Italy: Former Premier Berlusconi back at center of politics

Young journalists club

News ID: 15380
Publish Date: 21:28 - 07 November 2017
TEHRAN, November 7 - He's 81 years old and can't run for office because of a tax fraud conviction, but Silvio Berlusconi, Italy's three-time former premier, is again playing kingmaker in his country's political arena.

Italy: Former Premier Berlusconi back at center of politicsTEHRAN, Young Journalists Club (YJC) - After a long period of relative quiet on the political scene, Berlusconi has been spearheading a center-right coalition that hopes to ride momentum from a weekend election victory in Sicily to a return to national power in a parliamentary vote early next year.

Neither his reputation as a womanizer nor his close friendship with Russian President Vladimir Putin so far have put the slightest crimp in the ex-premier's return to the political stage.

"Berlusconi has real political skills, even at his age," said Roberto D'Alimonte, a leading Italian political analyst who writes for il Sole 24 Ore. "He still has a lot of political resources, money and media, plus 2 million core voters."

A billionaire media mogul, Berlusconi emerged on the political scene in the 1990s, serving a total of three terms as premier after winning elections in 1994, 2001 and 2008. He resigned his last government in 2011 after losing a confidence vote as investors punished Italy for its high public debt.

While lesser politicians likely would have been permanently sidelined by Berlusconi's combination of age, criminal conviction and global infamy following revelations of "bunga bunga" sex parties with aspiring show girls at his Milan villa, the tycoon merely lay low and waited for the right moment to re-emerge.

"There are parties for extremists, paupers, populists and irresponsibles," a trim and tanned Berlusconi said at a September campaign rally where he made his return to active politics. "That is why I am still here."

Berlusconi, who has a history of cosmetic surgery, prepared for the comeback by losing 10 kilograms (22 pounds) over the August holiday through a strict no-carb diet and an exercise regime that included 60 minutes of walking, an hour of swimming and weight training, as revealed by his close friend, TV presenter Bruno Vespa.

The regimen was also meant to allay concerns over his health following the open-heart surgery he underwent more than a year ago.

In recent weeks, Berlusconi has stumped in Sicily for the center-right, campaigned for a pair of autonomy referendums in Lombardy and Veneto and returned to Brussels after a five-year absence for a meeting of European centrists.

The seasoned politician demonstrated his political acumen at the September event in Sicily by putting aside a 40-page prepared speech and delving into animal rights, his latest cause and a passion he shares with his third wife, 32-year-old Francesca Pascale.

Berlusconi rattled off statistics from a survey he commissioned as he reached for a fresh demographic: pet owners.

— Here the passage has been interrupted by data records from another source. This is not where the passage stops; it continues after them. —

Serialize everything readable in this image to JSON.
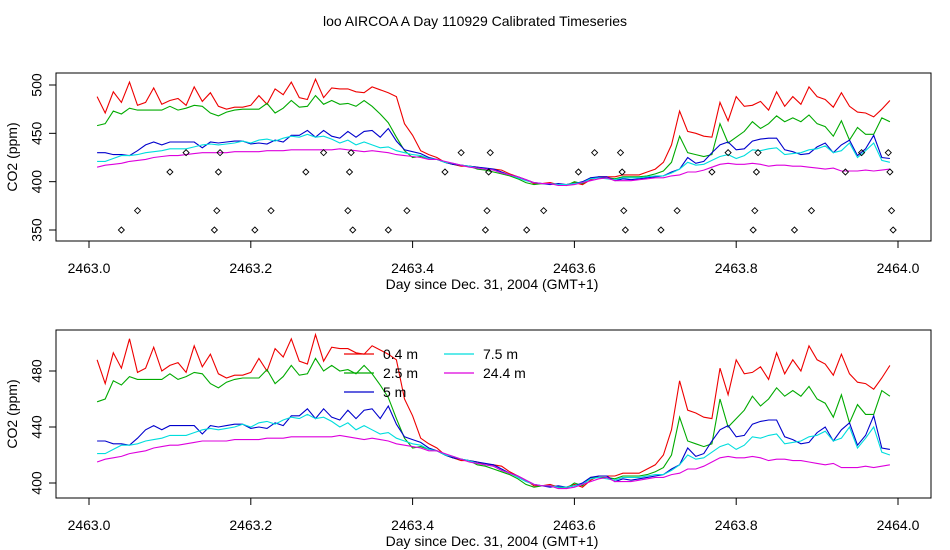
{
  "title": "loo AIRCOA A  Day 110929  Calibrated Timeseries",
  "colors": {
    "0.4 m": "#ee0000",
    "2.5 m": "#00aa00",
    "5 m": "#0000cc",
    "7.5 m": "#00dddd",
    "24.4 m": "#dd00dd"
  },
  "chart_data": [
    {
      "type": "line+scatter",
      "xlabel": "Day since Dec. 31, 2004 (GMT+1)",
      "ylabel": "CO2 (ppm)",
      "xlim": [
        2463.0,
        2464.0
      ],
      "ylim": [
        345,
        508
      ],
      "xticks": [
        "2463.0",
        "2463.2",
        "2463.4",
        "2463.6",
        "2463.8",
        "2464.0"
      ],
      "yticks": [
        "350",
        "400",
        "450",
        "500"
      ],
      "x": [
        2463.01,
        2463.02,
        2463.03,
        2463.04,
        2463.05,
        2463.06,
        2463.07,
        2463.08,
        2463.09,
        2463.1,
        2463.11,
        2463.12,
        2463.13,
        2463.14,
        2463.15,
        2463.16,
        2463.17,
        2463.18,
        2463.19,
        2463.2,
        2463.21,
        2463.22,
        2463.23,
        2463.24,
        2463.25,
        2463.26,
        2463.27,
        2463.28,
        2463.29,
        2463.3,
        2463.31,
        2463.32,
        2463.33,
        2463.34,
        2463.35,
        2463.36,
        2463.37,
        2463.38,
        2463.39,
        2463.4,
        2463.41,
        2463.42,
        2463.43,
        2463.44,
        2463.45,
        2463.46,
        2463.47,
        2463.48,
        2463.49,
        2463.5,
        2463.51,
        2463.52,
        2463.53,
        2463.54,
        2463.55,
        2463.56,
        2463.57,
        2463.58,
        2463.59,
        2463.6,
        2463.61,
        2463.62,
        2463.63,
        2463.64,
        2463.65,
        2463.66,
        2463.67,
        2463.68,
        2463.69,
        2463.7,
        2463.71,
        2463.72,
        2463.73,
        2463.74,
        2463.75,
        2463.76,
        2463.77,
        2463.78,
        2463.79,
        2463.8,
        2463.81,
        2463.82,
        2463.83,
        2463.84,
        2463.85,
        2463.86,
        2463.87,
        2463.88,
        2463.89,
        2463.9,
        2463.91,
        2463.92,
        2463.93,
        2463.94,
        2463.95,
        2463.96,
        2463.97,
        2463.98,
        2463.99
      ],
      "series": [
        {
          "name": "0.4 m",
          "values": [
            488,
            471,
            493,
            482,
            503,
            479,
            482,
            497,
            480,
            484,
            486,
            479,
            498,
            483,
            492,
            478,
            475,
            477,
            477,
            479,
            489,
            480,
            496,
            490,
            503,
            487,
            485,
            506,
            487,
            497,
            496,
            496,
            493,
            492,
            498,
            495,
            492,
            488,
            460,
            448,
            432,
            428,
            425,
            420,
            418,
            416,
            416,
            415,
            413,
            413,
            412,
            408,
            405,
            402,
            398,
            398,
            399,
            397,
            397,
            399,
            397,
            402,
            405,
            405,
            405,
            407,
            407,
            407,
            410,
            413,
            420,
            438,
            473,
            452,
            450,
            447,
            446,
            482,
            463,
            488,
            478,
            479,
            483,
            474,
            493,
            478,
            488,
            480,
            498,
            488,
            485,
            477,
            492,
            478,
            472,
            471,
            467,
            475,
            484
          ]
        },
        {
          "name": "2.5 m",
          "values": [
            458,
            460,
            473,
            470,
            476,
            474,
            474,
            474,
            474,
            478,
            474,
            476,
            479,
            478,
            471,
            468,
            472,
            474,
            475,
            475,
            475,
            481,
            471,
            476,
            484,
            477,
            478,
            489,
            480,
            484,
            480,
            481,
            478,
            484,
            478,
            470,
            461,
            446,
            432,
            425,
            426,
            424,
            423,
            420,
            418,
            417,
            416,
            413,
            412,
            410,
            408,
            406,
            403,
            399,
            397,
            398,
            398,
            397,
            396,
            400,
            398,
            404,
            404,
            404,
            403,
            405,
            405,
            405,
            406,
            408,
            411,
            420,
            447,
            430,
            428,
            426,
            428,
            460,
            440,
            446,
            452,
            462,
            455,
            460,
            468,
            462,
            466,
            462,
            469,
            460,
            457,
            447,
            463,
            443,
            456,
            449,
            449,
            466,
            462
          ]
        },
        {
          "name": "5 m",
          "values": [
            430,
            430,
            428,
            428,
            427,
            432,
            438,
            441,
            438,
            441,
            441,
            441,
            441,
            435,
            441,
            440,
            441,
            442,
            442,
            439,
            440,
            439,
            443,
            441,
            448,
            448,
            453,
            446,
            453,
            447,
            445,
            452,
            446,
            452,
            453,
            446,
            455,
            442,
            433,
            431,
            429,
            425,
            423,
            420,
            418,
            417,
            416,
            415,
            414,
            413,
            410,
            407,
            405,
            402,
            399,
            398,
            397,
            398,
            397,
            398,
            400,
            404,
            405,
            405,
            401,
            403,
            402,
            403,
            404,
            405,
            406,
            410,
            413,
            425,
            419,
            421,
            430,
            438,
            441,
            433,
            434,
            442,
            444,
            445,
            445,
            433,
            431,
            428,
            429,
            436,
            440,
            430,
            438,
            443,
            427,
            434,
            448,
            425,
            424
          ]
        },
        {
          "name": "7.5 m",
          "values": [
            421,
            421,
            424,
            427,
            427,
            428,
            430,
            431,
            432,
            434,
            434,
            434,
            436,
            438,
            439,
            438,
            439,
            440,
            442,
            440,
            443,
            444,
            442,
            445,
            447,
            446,
            449,
            446,
            447,
            444,
            440,
            443,
            438,
            441,
            438,
            435,
            436,
            432,
            430,
            428,
            427,
            424,
            423,
            420,
            419,
            417,
            416,
            414,
            413,
            412,
            409,
            407,
            404,
            401,
            399,
            398,
            398,
            397,
            397,
            398,
            399,
            403,
            404,
            403,
            402,
            404,
            404,
            404,
            405,
            406,
            406,
            409,
            413,
            420,
            417,
            418,
            422,
            426,
            428,
            424,
            427,
            433,
            432,
            434,
            435,
            428,
            429,
            430,
            433,
            434,
            437,
            430,
            432,
            440,
            425,
            432,
            440,
            422,
            420
          ]
        },
        {
          "name": "24.4 m",
          "values": [
            415,
            417,
            418,
            419,
            421,
            422,
            423,
            425,
            426,
            427,
            427,
            428,
            429,
            430,
            430,
            430,
            430,
            431,
            431,
            431,
            431,
            432,
            432,
            432,
            433,
            433,
            433,
            433,
            433,
            433,
            434,
            433,
            432,
            431,
            432,
            431,
            430,
            428,
            427,
            426,
            425,
            423,
            423,
            421,
            419,
            417,
            415,
            414,
            413,
            412,
            409,
            407,
            405,
            402,
            399,
            398,
            398,
            396,
            396,
            397,
            399,
            401,
            403,
            404,
            401,
            401,
            401,
            402,
            403,
            404,
            404,
            406,
            407,
            410,
            410,
            412,
            415,
            418,
            419,
            418,
            418,
            419,
            418,
            416,
            417,
            417,
            416,
            416,
            415,
            414,
            413,
            414,
            411,
            411,
            411,
            412,
            411,
            412,
            413
          ]
        }
      ],
      "markers": [
        {
          "x": 2463.04,
          "y": 350
        },
        {
          "x": 2463.06,
          "y": 370
        },
        {
          "x": 2463.1,
          "y": 410
        },
        {
          "x": 2463.12,
          "y": 430
        },
        {
          "x": 2463.155,
          "y": 350
        },
        {
          "x": 2463.158,
          "y": 370
        },
        {
          "x": 2463.16,
          "y": 410
        },
        {
          "x": 2463.162,
          "y": 430
        },
        {
          "x": 2463.205,
          "y": 350
        },
        {
          "x": 2463.225,
          "y": 370
        },
        {
          "x": 2463.268,
          "y": 410
        },
        {
          "x": 2463.29,
          "y": 430
        },
        {
          "x": 2463.32,
          "y": 370
        },
        {
          "x": 2463.322,
          "y": 410
        },
        {
          "x": 2463.324,
          "y": 430
        },
        {
          "x": 2463.326,
          "y": 350
        },
        {
          "x": 2463.37,
          "y": 350
        },
        {
          "x": 2463.393,
          "y": 370
        },
        {
          "x": 2463.44,
          "y": 410
        },
        {
          "x": 2463.46,
          "y": 430
        },
        {
          "x": 2463.49,
          "y": 350
        },
        {
          "x": 2463.492,
          "y": 370
        },
        {
          "x": 2463.494,
          "y": 410
        },
        {
          "x": 2463.496,
          "y": 430
        },
        {
          "x": 2463.541,
          "y": 350
        },
        {
          "x": 2463.562,
          "y": 370
        },
        {
          "x": 2463.605,
          "y": 410
        },
        {
          "x": 2463.625,
          "y": 430
        },
        {
          "x": 2463.657,
          "y": 430
        },
        {
          "x": 2463.659,
          "y": 410
        },
        {
          "x": 2463.661,
          "y": 370
        },
        {
          "x": 2463.663,
          "y": 350
        },
        {
          "x": 2463.707,
          "y": 350
        },
        {
          "x": 2463.727,
          "y": 370
        },
        {
          "x": 2463.77,
          "y": 410
        },
        {
          "x": 2463.79,
          "y": 430
        },
        {
          "x": 2463.821,
          "y": 350
        },
        {
          "x": 2463.823,
          "y": 370
        },
        {
          "x": 2463.825,
          "y": 410
        },
        {
          "x": 2463.827,
          "y": 430
        },
        {
          "x": 2463.872,
          "y": 350
        },
        {
          "x": 2463.893,
          "y": 370
        },
        {
          "x": 2463.935,
          "y": 410
        },
        {
          "x": 2463.955,
          "y": 430
        },
        {
          "x": 2463.988,
          "y": 430
        },
        {
          "x": 2463.99,
          "y": 410
        },
        {
          "x": 2463.992,
          "y": 370
        },
        {
          "x": 2463.994,
          "y": 350
        }
      ]
    },
    {
      "type": "line",
      "xlabel": "Day since Dec. 31, 2004 (GMT+1)",
      "ylabel": "CO2 (ppm)",
      "xlim": [
        2463.0,
        2464.0
      ],
      "ylim": [
        393,
        507
      ],
      "xticks": [
        "2463.0",
        "2463.2",
        "2463.4",
        "2463.6",
        "2463.8",
        "2464.0"
      ],
      "yticks": [
        "400",
        "440",
        "480"
      ],
      "legend": {
        "position": "top-center",
        "entries": [
          "0.4 m",
          "2.5 m",
          "5 m",
          "7.5 m",
          "24.4 m"
        ]
      },
      "series_ref": "same series as panel 1"
    }
  ]
}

Italians own 8 million dogs and 12 million cats, and 92 percent of those owners consider their pets family members, according to the survey.

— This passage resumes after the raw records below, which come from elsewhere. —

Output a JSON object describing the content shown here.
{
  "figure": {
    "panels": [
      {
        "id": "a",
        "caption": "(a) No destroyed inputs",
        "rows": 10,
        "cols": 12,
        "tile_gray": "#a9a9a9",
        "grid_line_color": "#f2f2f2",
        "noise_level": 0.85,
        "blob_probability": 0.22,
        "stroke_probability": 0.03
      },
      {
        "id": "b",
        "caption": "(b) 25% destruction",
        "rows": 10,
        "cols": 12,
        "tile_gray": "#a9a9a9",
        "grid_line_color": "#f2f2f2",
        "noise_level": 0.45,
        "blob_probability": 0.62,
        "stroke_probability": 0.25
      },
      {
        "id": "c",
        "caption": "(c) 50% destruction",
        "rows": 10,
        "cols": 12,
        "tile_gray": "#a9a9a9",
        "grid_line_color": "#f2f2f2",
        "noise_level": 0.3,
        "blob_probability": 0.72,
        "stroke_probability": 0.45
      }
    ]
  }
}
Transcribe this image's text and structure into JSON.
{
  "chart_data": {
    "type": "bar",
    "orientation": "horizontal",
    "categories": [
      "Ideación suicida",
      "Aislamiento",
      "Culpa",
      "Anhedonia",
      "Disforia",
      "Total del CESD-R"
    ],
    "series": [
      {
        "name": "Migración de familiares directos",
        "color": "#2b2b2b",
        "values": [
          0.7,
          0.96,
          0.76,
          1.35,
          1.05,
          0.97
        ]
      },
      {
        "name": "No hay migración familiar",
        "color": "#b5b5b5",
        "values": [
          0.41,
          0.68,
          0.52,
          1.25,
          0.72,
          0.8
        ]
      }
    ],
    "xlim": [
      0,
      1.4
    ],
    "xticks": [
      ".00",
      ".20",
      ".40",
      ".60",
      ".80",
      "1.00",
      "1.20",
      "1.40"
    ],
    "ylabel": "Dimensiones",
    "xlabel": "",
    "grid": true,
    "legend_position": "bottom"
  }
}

"And 72 percent of women, taking advantage of anonymity, responded that they would choose their dogs" over their husbands, Berlusconi said, eliciting laughs.

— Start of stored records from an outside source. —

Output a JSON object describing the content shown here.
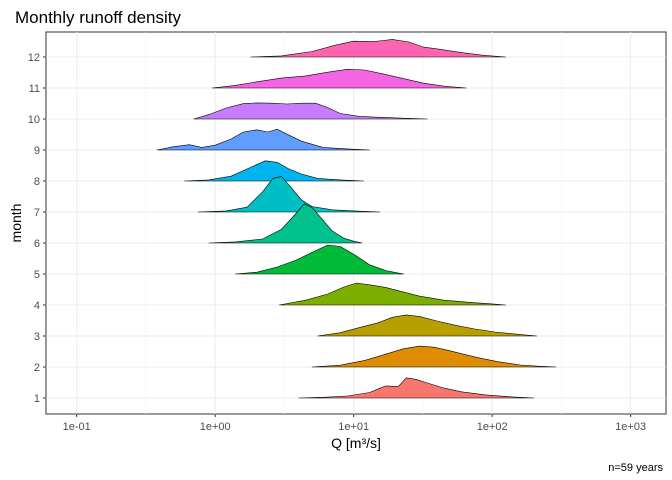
{
  "chart_data": {
    "type": "ridgeline",
    "title": "Monthly runoff density",
    "xlabel": "Q [m³/s]",
    "ylabel": "month",
    "caption": "n=59 years",
    "x_scale": "log10",
    "xlim": [
      0.06,
      1800
    ],
    "x_ticks": [
      {
        "value": 0.1,
        "label": "1e-01"
      },
      {
        "value": 1,
        "label": "1e+00"
      },
      {
        "value": 10,
        "label": "1e+01"
      },
      {
        "value": 100,
        "label": "1e+02"
      },
      {
        "value": 1000,
        "label": "1e+03"
      }
    ],
    "y_categories": [
      "1",
      "2",
      "3",
      "4",
      "5",
      "6",
      "7",
      "8",
      "9",
      "10",
      "11",
      "12"
    ],
    "grid": true,
    "series": [
      {
        "month": "1",
        "color": "#F8766D",
        "density": [
          [
            4,
            0.0
          ],
          [
            6,
            0.03
          ],
          [
            9,
            0.09
          ],
          [
            13,
            0.25
          ],
          [
            17,
            0.55
          ],
          [
            21,
            0.52
          ],
          [
            24,
            0.92
          ],
          [
            28,
            0.85
          ],
          [
            35,
            0.66
          ],
          [
            45,
            0.45
          ],
          [
            60,
            0.28
          ],
          [
            90,
            0.14
          ],
          [
            140,
            0.05
          ],
          [
            200,
            0.0
          ]
        ]
      },
      {
        "month": "2",
        "color": "#DE8C00",
        "density": [
          [
            5,
            0.0
          ],
          [
            8,
            0.08
          ],
          [
            12,
            0.3
          ],
          [
            17,
            0.58
          ],
          [
            23,
            0.83
          ],
          [
            30,
            0.95
          ],
          [
            38,
            0.9
          ],
          [
            48,
            0.76
          ],
          [
            62,
            0.58
          ],
          [
            80,
            0.42
          ],
          [
            110,
            0.24
          ],
          [
            160,
            0.09
          ],
          [
            220,
            0.03
          ],
          [
            290,
            0.0
          ]
        ]
      },
      {
        "month": "3",
        "color": "#B79F00",
        "density": [
          [
            5.5,
            0.0
          ],
          [
            8,
            0.15
          ],
          [
            11,
            0.38
          ],
          [
            15,
            0.6
          ],
          [
            19,
            0.85
          ],
          [
            24,
            0.96
          ],
          [
            30,
            0.88
          ],
          [
            40,
            0.68
          ],
          [
            55,
            0.48
          ],
          [
            75,
            0.32
          ],
          [
            105,
            0.18
          ],
          [
            150,
            0.08
          ],
          [
            210,
            0.0
          ]
        ]
      },
      {
        "month": "4",
        "color": "#7CAE00",
        "density": [
          [
            2.9,
            0.0
          ],
          [
            4.5,
            0.22
          ],
          [
            6.5,
            0.5
          ],
          [
            8.5,
            0.82
          ],
          [
            10.5,
            1.0
          ],
          [
            13,
            0.92
          ],
          [
            17,
            0.8
          ],
          [
            22,
            0.62
          ],
          [
            30,
            0.4
          ],
          [
            45,
            0.22
          ],
          [
            70,
            0.12
          ],
          [
            100,
            0.05
          ],
          [
            125,
            0.0
          ]
        ]
      },
      {
        "month": "5",
        "color": "#00BA38",
        "density": [
          [
            1.4,
            0.0
          ],
          [
            2,
            0.08
          ],
          [
            2.8,
            0.32
          ],
          [
            3.8,
            0.62
          ],
          [
            5,
            0.98
          ],
          [
            6.5,
            1.32
          ],
          [
            8,
            1.25
          ],
          [
            10,
            0.9
          ],
          [
            13,
            0.42
          ],
          [
            17,
            0.16
          ],
          [
            21,
            0.04
          ],
          [
            23,
            0.0
          ]
        ]
      },
      {
        "month": "6",
        "color": "#00C08B",
        "density": [
          [
            0.9,
            0.0
          ],
          [
            1.4,
            0.05
          ],
          [
            2.2,
            0.18
          ],
          [
            3.0,
            0.62
          ],
          [
            3.8,
            1.32
          ],
          [
            4.4,
            1.78
          ],
          [
            5.0,
            1.62
          ],
          [
            5.8,
            1.15
          ],
          [
            7,
            0.55
          ],
          [
            8.5,
            0.22
          ],
          [
            10,
            0.08
          ],
          [
            11.5,
            0.0
          ]
        ]
      },
      {
        "month": "7",
        "color": "#00BFC4",
        "density": [
          [
            0.75,
            0.0
          ],
          [
            1.2,
            0.05
          ],
          [
            1.7,
            0.22
          ],
          [
            2.2,
            0.92
          ],
          [
            2.6,
            1.52
          ],
          [
            3.0,
            1.62
          ],
          [
            3.5,
            1.15
          ],
          [
            4.2,
            0.55
          ],
          [
            5,
            0.25
          ],
          [
            7,
            0.1
          ],
          [
            10,
            0.05
          ],
          [
            15.5,
            0.0
          ]
        ]
      },
      {
        "month": "8",
        "color": "#00B4F0",
        "density": [
          [
            0.6,
            0.0
          ],
          [
            0.9,
            0.05
          ],
          [
            1.3,
            0.22
          ],
          [
            1.8,
            0.62
          ],
          [
            2.3,
            0.92
          ],
          [
            2.8,
            0.85
          ],
          [
            3.4,
            0.55
          ],
          [
            4.2,
            0.32
          ],
          [
            5.5,
            0.12
          ],
          [
            8,
            0.05
          ],
          [
            11.8,
            0.0
          ]
        ]
      },
      {
        "month": "9",
        "color": "#619CFF",
        "density": [
          [
            0.38,
            0.0
          ],
          [
            0.5,
            0.15
          ],
          [
            0.65,
            0.24
          ],
          [
            0.8,
            0.12
          ],
          [
            1.0,
            0.22
          ],
          [
            1.3,
            0.5
          ],
          [
            1.6,
            0.82
          ],
          [
            2.0,
            0.92
          ],
          [
            2.4,
            0.82
          ],
          [
            2.8,
            0.95
          ],
          [
            3.3,
            0.72
          ],
          [
            4.2,
            0.4
          ],
          [
            6,
            0.12
          ],
          [
            9,
            0.05
          ],
          [
            13,
            0.0
          ]
        ]
      },
      {
        "month": "10",
        "color": "#C77CFF",
        "density": [
          [
            0.7,
            0.0
          ],
          [
            0.9,
            0.2
          ],
          [
            1.2,
            0.5
          ],
          [
            1.6,
            0.7
          ],
          [
            2.0,
            0.73
          ],
          [
            2.6,
            0.72
          ],
          [
            3.3,
            0.68
          ],
          [
            4.2,
            0.72
          ],
          [
            5.3,
            0.72
          ],
          [
            6.5,
            0.52
          ],
          [
            8,
            0.25
          ],
          [
            11,
            0.12
          ],
          [
            18,
            0.06
          ],
          [
            34,
            0.0
          ]
        ]
      },
      {
        "month": "11",
        "color": "#F564E3",
        "density": [
          [
            0.95,
            0.0
          ],
          [
            1.4,
            0.12
          ],
          [
            2,
            0.28
          ],
          [
            3,
            0.45
          ],
          [
            4.5,
            0.55
          ],
          [
            6.5,
            0.72
          ],
          [
            9,
            0.85
          ],
          [
            12,
            0.82
          ],
          [
            16,
            0.65
          ],
          [
            22,
            0.45
          ],
          [
            32,
            0.22
          ],
          [
            45,
            0.08
          ],
          [
            65,
            0.0
          ]
        ]
      },
      {
        "month": "12",
        "color": "#FF64B0",
        "density": [
          [
            1.8,
            0.0
          ],
          [
            3,
            0.05
          ],
          [
            5,
            0.25
          ],
          [
            7.5,
            0.55
          ],
          [
            10,
            0.72
          ],
          [
            14,
            0.7
          ],
          [
            19,
            0.8
          ],
          [
            25,
            0.68
          ],
          [
            32,
            0.45
          ],
          [
            42,
            0.35
          ],
          [
            60,
            0.2
          ],
          [
            85,
            0.08
          ],
          [
            125,
            0.0
          ]
        ]
      }
    ]
  }
}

But even as Berlusconi basks in the triumph of Sunday's regional vote in Sicily, his role as the dominant force in the center-right is being challenged. The coalition that aims to win next year's parliamentary vote includes his Forza Italia party, the anti-migrant, anti-EU Northern League and the right-wing Fratelli d'Italia party.

Northern League leader Matteo Salvini has been transforming the party that once backed secession for Italy's wealthy northern regions of Veneto and Lombardy into a national player. The former premier also must contend with Giorgia Meloni at the head of the Fratelli d'Italia.

"Berlusconi will struggle to impose his more moderate line on his populist allies," Wolfango Piccoli, co-president of Teneo Intelligence, a political consulting firm based in London, said, noting that the Northern League can be seen as "the driving force in the center-right" in the north.